Росин подошел к чувалу погреть озябшие руки.
– Вот и еще один день прошел.
– День теперь короче птичьего носа.
– Скоро Октябрьские, Федор. Надо будет тоже, вместе со всеми, отметить. Пусть хоть это будет как у всех.
…Никогда еще стол в избушке не был накрыт так богато. Жареная медвежатина, вареная рыба, грибы в особом кулинарном исполнении Федора (не то жареные, не то вареные), клубеньки стрелолиста вместо картошки и даже лепешки из муки, добытой из корневищ кувшинок. Был тут и богатейший набор сушеных ягод: земляника, черная смородина, малина, черника, черемуха. А клюква, брусника, шиповник, рябина были поданы в замороженном виде.

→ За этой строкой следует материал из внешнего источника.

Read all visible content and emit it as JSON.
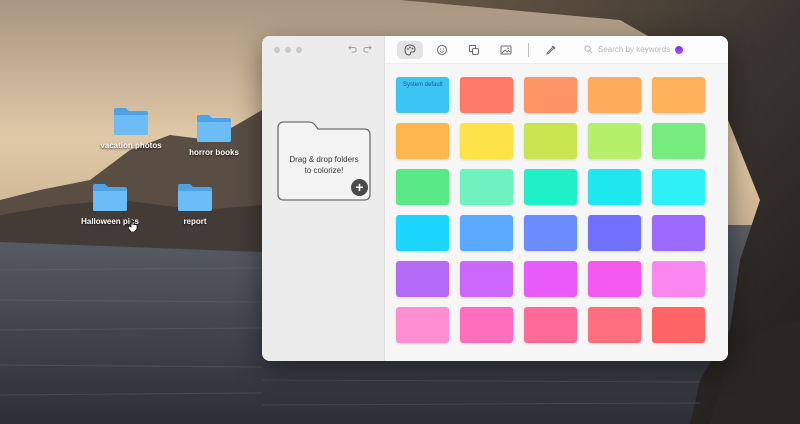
{
  "desktop": {
    "icons": [
      {
        "label": "vacation photos",
        "color": "#5fb4ef"
      },
      {
        "label": "horror books",
        "color": "#5fb4ef"
      },
      {
        "label": "Halloween pics",
        "color": "#5fb4ef"
      },
      {
        "label": "report",
        "color": "#5fb4ef"
      }
    ]
  },
  "app": {
    "toolbar": {
      "icons": [
        "palette-icon",
        "emoji-icon",
        "shapes-icon",
        "image-icon",
        "eyedropper-icon"
      ],
      "search_placeholder": "Search by keywords"
    },
    "sidebar": {
      "drop_line1": "Drag & drop folders",
      "drop_line2": "to colorize!",
      "add_symbol": "+"
    },
    "swatches": [
      {
        "color": "#3cc4f5",
        "label": "System default"
      },
      {
        "color": "#ff7a66",
        "label": ""
      },
      {
        "color": "#ff9466",
        "label": ""
      },
      {
        "color": "#ffab5c",
        "label": ""
      },
      {
        "color": "#ffb25a",
        "label": ""
      },
      {
        "color": "#ffb74d",
        "label": ""
      },
      {
        "color": "#fde249",
        "label": ""
      },
      {
        "color": "#c6e54f",
        "label": ""
      },
      {
        "color": "#b5f06a",
        "label": ""
      },
      {
        "color": "#77ec7e",
        "label": ""
      },
      {
        "color": "#5be987",
        "label": ""
      },
      {
        "color": "#6ff2c0",
        "label": ""
      },
      {
        "color": "#1ff0c7",
        "label": ""
      },
      {
        "color": "#1ee8ee",
        "label": ""
      },
      {
        "color": "#2ef0f7",
        "label": ""
      },
      {
        "color": "#1cd6ff",
        "label": ""
      },
      {
        "color": "#5aa8ff",
        "label": ""
      },
      {
        "color": "#6a8cff",
        "label": ""
      },
      {
        "color": "#7271ff",
        "label": ""
      },
      {
        "color": "#9b6bff",
        "label": ""
      },
      {
        "color": "#b46af5",
        "label": ""
      },
      {
        "color": "#cd66fb",
        "label": ""
      },
      {
        "color": "#ea5bfb",
        "label": ""
      },
      {
        "color": "#f55af0",
        "label": ""
      },
      {
        "color": "#fa86ef",
        "label": ""
      },
      {
        "color": "#ff8ed3",
        "label": ""
      },
      {
        "color": "#ff6dbd",
        "label": ""
      },
      {
        "color": "#ff6a99",
        "label": ""
      },
      {
        "color": "#ff6e7f",
        "label": ""
      },
      {
        "color": "#ff6565",
        "label": ""
      }
    ]
  }
}
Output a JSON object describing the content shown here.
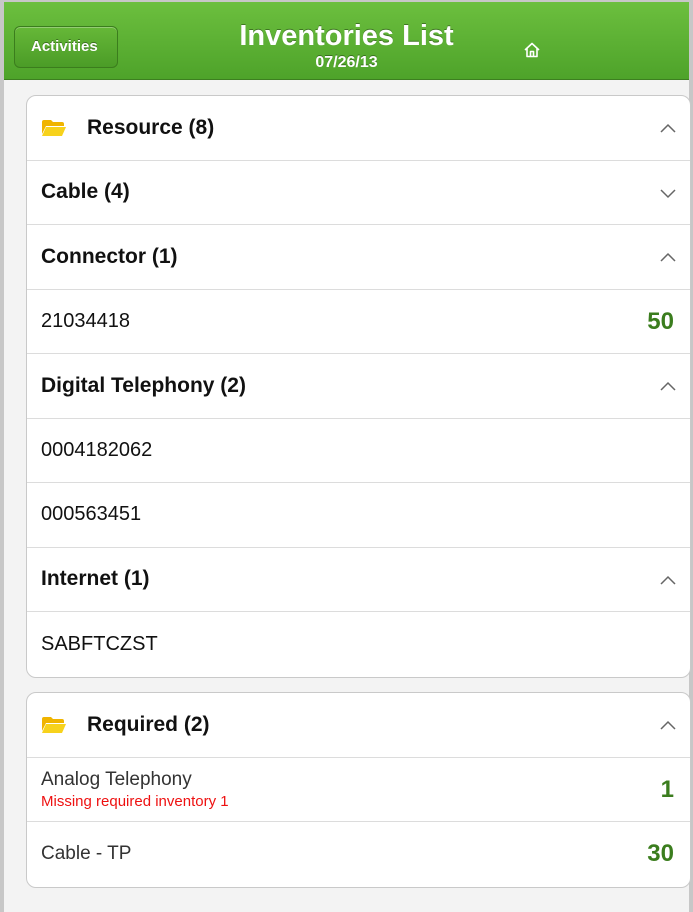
{
  "header": {
    "back_label": "Activities",
    "title": "Inventories List",
    "date": "07/26/13"
  },
  "resource_group": {
    "label": "Resource (8)",
    "subgroups": [
      {
        "label": "Cable (4)",
        "state": "collapsed",
        "items": []
      },
      {
        "label": "Connector (1)",
        "state": "expanded",
        "items": [
          {
            "id": "21034418",
            "qty": "50"
          }
        ]
      },
      {
        "label": "Digital Telephony (2)",
        "state": "expanded",
        "items": [
          {
            "id": "0004182062",
            "qty": ""
          },
          {
            "id": "000563451",
            "qty": ""
          }
        ]
      },
      {
        "label": "Internet (1)",
        "state": "expanded",
        "items": [
          {
            "id": "SABFTCZST",
            "qty": ""
          }
        ]
      }
    ]
  },
  "required_group": {
    "label": "Required (2)",
    "items": [
      {
        "name": "Analog Telephony",
        "warning": "Missing required inventory 1",
        "qty": "1"
      },
      {
        "name": "Cable - TP",
        "warning": "",
        "qty": "30"
      }
    ]
  },
  "colors": {
    "header_green": "#4ea32a",
    "qty_green": "#3b7d1e",
    "warning_red": "#e11111",
    "folder_yellow": "#f5c518"
  }
}
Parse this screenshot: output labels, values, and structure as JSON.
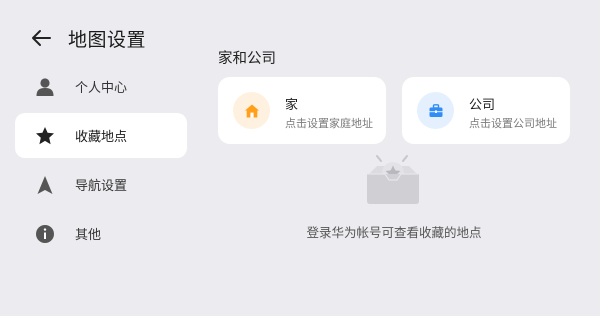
{
  "header": {
    "title": "地图设置"
  },
  "sidebar": {
    "items": [
      {
        "label": "个人中心",
        "icon": "person-icon",
        "active": false
      },
      {
        "label": "收藏地点",
        "icon": "star-icon",
        "active": true
      },
      {
        "label": "导航设置",
        "icon": "navigation-arrow-icon",
        "active": false
      },
      {
        "label": "其他",
        "icon": "info-icon",
        "active": false
      }
    ]
  },
  "main": {
    "section_title": "家和公司",
    "home": {
      "title": "家",
      "subtitle": "点击设置家庭地址",
      "icon": "home-icon",
      "color": "#ff9f1a"
    },
    "company": {
      "title": "公司",
      "subtitle": "点击设置公司地址",
      "icon": "briefcase-icon",
      "color": "#2f8df5"
    },
    "empty_message": "登录华为帐号可查看收藏的地点"
  }
}
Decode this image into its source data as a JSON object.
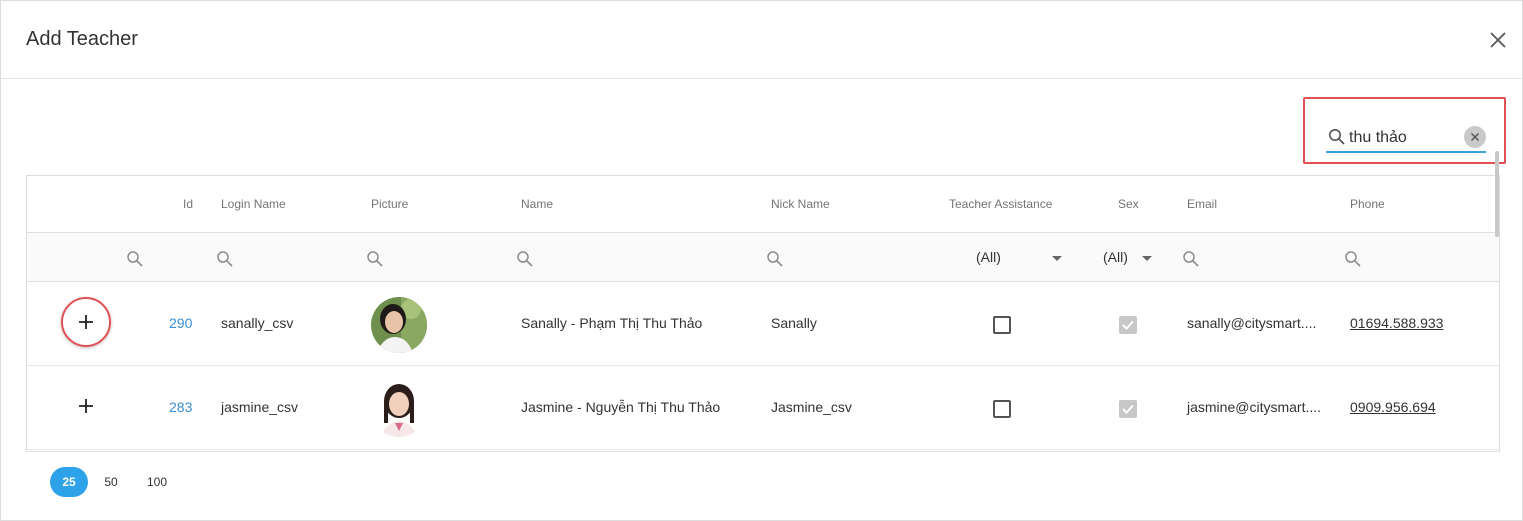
{
  "dialog": {
    "title": "Add Teacher"
  },
  "search": {
    "value": "thu thảo"
  },
  "columns": [
    "Id",
    "Login Name",
    "Picture",
    "Name",
    "Nick Name",
    "Teacher Assistance",
    "Sex",
    "Email",
    "Phone"
  ],
  "filters": {
    "teacher_assistance": "(All)",
    "sex": "(All)"
  },
  "rows": [
    {
      "id": "290",
      "login": "sanally_csv",
      "name": "Sanally - Phạm Thị Thu Thảo",
      "nick": "Sanally",
      "teacher_assistance": false,
      "sex": true,
      "email": "sanally@citysmart....",
      "phone": "01694.588.933"
    },
    {
      "id": "283",
      "login": "jasmine_csv",
      "name": "Jasmine - Nguyễn Thị Thu Thảo",
      "nick": "Jasmine_csv",
      "teacher_assistance": false,
      "sex": true,
      "email": "jasmine@citysmart....",
      "phone": "0909.956.694"
    }
  ],
  "pager": {
    "sizes": [
      "25",
      "50",
      "100"
    ],
    "active": "25"
  },
  "colors": {
    "accent": "#2ea2e8",
    "highlight": "#e05054",
    "link": "#3a8fd6"
  }
}
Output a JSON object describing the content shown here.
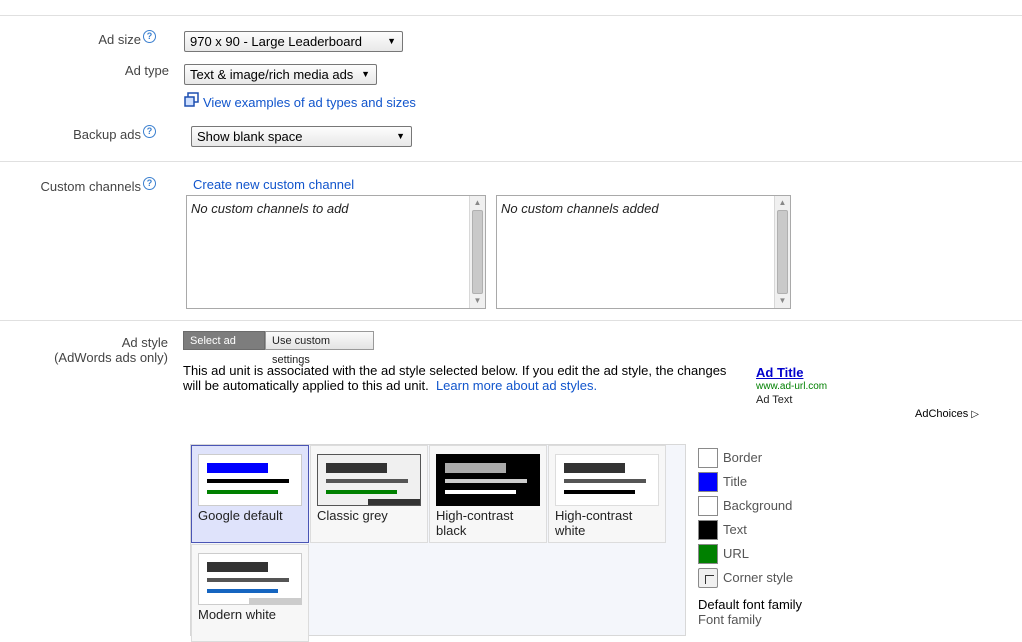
{
  "ad_size": {
    "label": "Ad size",
    "help": "?",
    "value": "970 x 90 - Large Leaderboard"
  },
  "ad_type": {
    "label": "Ad type",
    "value": "Text & image/rich media ads",
    "examples_link": "View examples of ad types and sizes"
  },
  "backup_ads": {
    "label": "Backup ads",
    "help": "?",
    "value": "Show blank space"
  },
  "custom_channels": {
    "label": "Custom channels",
    "help": "?",
    "create_link": "Create new custom channel",
    "available_text": "No custom channels to add",
    "added_text": "No custom channels added"
  },
  "ad_style": {
    "label": "Ad style",
    "sublabel": "(AdWords ads only)",
    "tabs": [
      "Select ad style",
      "Use custom settings"
    ],
    "description": "This ad unit is associated with the ad style selected below. If you edit the ad style, the changes",
    "description2": "will be automatically applied to this ad unit.",
    "learn_more": "Learn more about ad styles.",
    "preview": {
      "title": "Ad Title",
      "url": "www.ad-url.com",
      "text": "Ad Text",
      "adchoices": "AdChoices"
    },
    "styles": [
      {
        "name": "Google default"
      },
      {
        "name": "Classic grey"
      },
      {
        "name": "High-contrast black"
      },
      {
        "name": "High-contrast white"
      },
      {
        "name": "Modern white"
      }
    ],
    "swatches": [
      {
        "label": "Border",
        "color": "#ffffff"
      },
      {
        "label": "Title",
        "color": "#0000ff"
      },
      {
        "label": "Background",
        "color": "#ffffff"
      },
      {
        "label": "Text",
        "color": "#000000"
      },
      {
        "label": "URL",
        "color": "#008000"
      },
      {
        "label": "Corner style",
        "color": "#f0f0f0"
      }
    ],
    "font_heading": "Default font family",
    "font_sub": "Font family"
  }
}
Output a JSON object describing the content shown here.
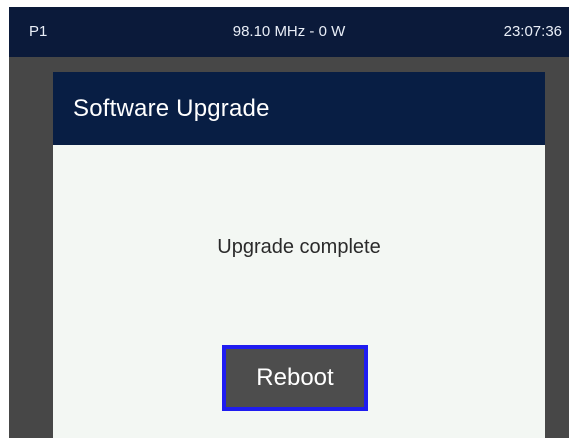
{
  "status_bar": {
    "preset": "P1",
    "frequency_power": "98.10 MHz - 0 W",
    "time": "23:07:36"
  },
  "dialog": {
    "title": "Software Upgrade",
    "message": "Upgrade complete",
    "reboot_label": "Reboot"
  },
  "colors": {
    "status_bar_bg": "#0b1a3a",
    "dialog_header_bg": "#081e44",
    "screen_bg": "#474747",
    "dialog_body_bg": "#f3f7f3",
    "button_bg": "#4d4d4d",
    "button_focus_border": "#1f1cf0"
  }
}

По случаю праздника Федор решил принести даже меду.
– Садись, Федор. У тебя как, богатое воображение?
– Чего, чего?
– Ты можешь вообразить, что в наших изящных бокалах, - Росин поднял увесистую глиняную кружку, - в наших изящных бокалах не вода, а неведомое бургундское?
– Брага, что ли?
– Ну ладно. Пусть будет брага. Выпьем вместе со всеми.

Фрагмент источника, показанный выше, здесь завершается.